A) Covariance matrix; the amino acid sequence runs along the top and the side of the plot, with secondary structure elements indicated as arrows (strands) or rectangles (helices). Bright points in the matrix correspond to higly-correlated amino acid pairs. Red dots along the top and side label the network shown in B). B) 3D structure with secondary structure elements labelled as in A). A correlated network of five amino acids is shown (yellow spheres, labelled with amino acid number; red dots in A). C) The most frequent sequence patterns for the five amino acids, with their frequency within the 10,000 low energy sequences. D) Number of homologues retrieved by BLAST searching using subsets of sequences that obey one of the frequent patterns (E-value threshold of 1). Homologues retrieved using all the low energy sequences are shown by the rightmost bar (labelled ‘None’). Thick lines represent true homologues; thin lines show false positives.

https://doi.org/10.1371/journal.pone.0010410.g008

If the observed correlations are realistic, we may expect that similar sequence patterns should be present in the experimental PDZ sequences. For example, subsets of the experimental sequences would be distinctly more similar to one of the Fig. 8C patterns than to another. A detailed and comprehensive test of this hypothesis will be difficult and is left for future work. However, a preliminary test is reported here. The test consists in using the different sequence patterns (Fig. 8C) individually to do homologue searching. For a given pattern, say HDWWW, we first isolate the subset of designed sequences that contain this pattern (1640 sequences). From these sequences, we randomly select 50 sequences and query NR01 with the corresponding profile. This procedure is repeated ten times for the given subset and the retrieved homologues (with an E-value threshold of 1) are recorded. Fig. 8D summarizes the results obtained with the ten most frequent sequence patterns. The procedure is also done using the designed sequences that do not contain any of the ten patterns (4420 sequences, forming an 11th subset). The number of homologues retrieved using each pattern is shown, as well as the total number, cumulated over all patterns. For comparison, we did the same thing with the entire pool of 10,000 designed sequences, instead of the subsets. To make the comparison “fair”, we did 110 repetitions when all the sequences are pooled (compared to 10 repetitions for each of the 11 subsets). With the individual patterns and subsets of sequences, we retrieve between 11 and 36 homologues, depending on the pattern, and 4–9 false positives. When we cumulate over all subsets (including the 11th subset, made of the sequences that do not obey any of the top ten patterns), we obtain 50 homologues (and 22 false positives), compared to 37 (and 10) when the entire pool of sequences is used directly. If the procedure is repeated with an E-value threshold of 0.01, we obtain a total of 8 homologues using the sequence patterns (plus one false positive), versus 6 using the entire pool of sequences (plus one false positive). Thus, the sequence pattern analysis allows us to identify several new homologues of 1QAU, suggesting that additional information can be retrieved if the correlations in the designed sequences are exploited. In the future, we will apply this analysis more systematically.

Discussion

We have applied a design method to 43 proteins, belonging to four SCOP families, extending and generalizing our previous study of 46 SH2 and SH3 domains [42]. The four families present different challenges. The proteins are larger than the SH3 and SH2 domains. For the small SKI and caspase families, we designed essentially the entire SCOP sets. For the larger PDZ and chemokine families, we designed, respectively, 1/3 and 1/2 of the Xray structures available in SCOP. Natural PDZ domains, in spite of their structural similarity, have a low, average, mutual sequence identity of just 24%. 16 distinct specificity classes were recently reported for the PDZ domain family [84]. The classes are defined by just a few amino acids, which are fine-tuned to interact with specific protein partners. In some of our calculations, five of these positions (SBPs) were reset to their native types. The SKIs and chemokines, on the other hand, each contain a conserved network of cysteines, which form a distinctive fingerprint.
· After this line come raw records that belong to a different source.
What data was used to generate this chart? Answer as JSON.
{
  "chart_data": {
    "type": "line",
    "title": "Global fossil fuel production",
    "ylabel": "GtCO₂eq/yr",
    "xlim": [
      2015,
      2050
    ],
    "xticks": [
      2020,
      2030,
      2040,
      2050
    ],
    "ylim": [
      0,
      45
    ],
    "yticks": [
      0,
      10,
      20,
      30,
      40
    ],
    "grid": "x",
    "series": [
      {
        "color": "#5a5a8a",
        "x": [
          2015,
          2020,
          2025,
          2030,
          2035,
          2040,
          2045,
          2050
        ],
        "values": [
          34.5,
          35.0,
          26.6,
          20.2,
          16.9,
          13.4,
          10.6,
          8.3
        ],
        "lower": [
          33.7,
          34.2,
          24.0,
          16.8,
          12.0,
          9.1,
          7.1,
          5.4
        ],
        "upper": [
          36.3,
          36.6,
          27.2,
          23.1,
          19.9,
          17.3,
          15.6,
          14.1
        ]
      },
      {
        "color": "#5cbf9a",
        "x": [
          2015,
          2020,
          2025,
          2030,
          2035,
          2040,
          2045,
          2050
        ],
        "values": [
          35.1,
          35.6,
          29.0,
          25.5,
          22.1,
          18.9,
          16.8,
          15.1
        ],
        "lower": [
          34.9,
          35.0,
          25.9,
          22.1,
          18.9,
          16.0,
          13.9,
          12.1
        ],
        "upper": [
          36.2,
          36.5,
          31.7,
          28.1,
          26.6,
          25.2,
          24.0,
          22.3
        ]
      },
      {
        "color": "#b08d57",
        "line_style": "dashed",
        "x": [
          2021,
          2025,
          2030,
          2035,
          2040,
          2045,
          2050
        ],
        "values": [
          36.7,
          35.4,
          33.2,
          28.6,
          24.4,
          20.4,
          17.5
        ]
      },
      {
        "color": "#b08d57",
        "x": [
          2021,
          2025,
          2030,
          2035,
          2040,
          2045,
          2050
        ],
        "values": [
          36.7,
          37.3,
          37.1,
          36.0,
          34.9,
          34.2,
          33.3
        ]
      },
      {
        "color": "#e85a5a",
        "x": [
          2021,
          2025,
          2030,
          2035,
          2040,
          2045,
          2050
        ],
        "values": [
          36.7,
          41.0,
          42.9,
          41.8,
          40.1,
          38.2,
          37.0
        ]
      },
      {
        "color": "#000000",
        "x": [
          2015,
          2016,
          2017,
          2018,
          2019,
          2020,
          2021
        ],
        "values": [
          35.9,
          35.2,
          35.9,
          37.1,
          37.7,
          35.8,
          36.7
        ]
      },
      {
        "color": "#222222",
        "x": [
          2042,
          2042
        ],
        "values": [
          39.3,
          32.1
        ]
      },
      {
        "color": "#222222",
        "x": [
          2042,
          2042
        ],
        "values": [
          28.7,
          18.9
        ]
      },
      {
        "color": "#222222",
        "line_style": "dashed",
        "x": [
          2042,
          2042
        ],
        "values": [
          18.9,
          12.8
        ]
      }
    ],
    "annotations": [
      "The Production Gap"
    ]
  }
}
Overall, the identity scores reported here are comparable to our previous results for SH2 and SH3 domains [42], [67], [68] and to those of other groups [35][39], [47][50], [52][65]. SUPERFAMILY, CDD and FROST results agree with our previous study, where detection rates for designed sequences were 80%. The PSI-Blast detection rates found here are improved (over 80%), especially compared to the designed SH3 sequences (around 50%). The sequence entropies are comparable to those of the natural sequence ensembles, as long as we take into account the full set of backbone templates. If designed sequences from a single template are used, the entropies are too low. By using many representatives of each SCOP family, we introduce backbone variations that are lost at the level of each individual template because of the fixed backbone approximation.

The performance of the designed sequences for homologue detection was investigated by PSI-Blast searching in SwissProt. Designed SKI PSSMs retrieved 95% of the experimental homologues; designed chemokine PSSMs retrieved 88%; the best designed chemokine sequences retrieved 93%. The mean identity of the designed sequences to their respective templates is 40% for the SKIs and 30% for the chemokines. For homologue retrieval, the designed sequences behave like random sequences of 50% sequence identity. This good performance is partly due to the cysteine patterns, which serve as a fingerprint for both families. It is distinctly better than our earlier result for the SH2 family [42], which belongs to the same structural class () as the chemokines; this suggests that the effects of the structural class are complex. The designed PDZ domains and caspases give poorer PSSMs, with homologue retrieval rates of 53–54%. One limitation of the designed sequences is that they do not include explicit selection for function. On the contrary, by selecting for stability, we discourage some functional mutations, since functional positions are often thermodynamically destabilizing [85], [86]. When just five substrate binding positions (SBPs) in the PDZ domains are reset to their native types, the PDZ homologue retrieval rate increases from 54% to 60%.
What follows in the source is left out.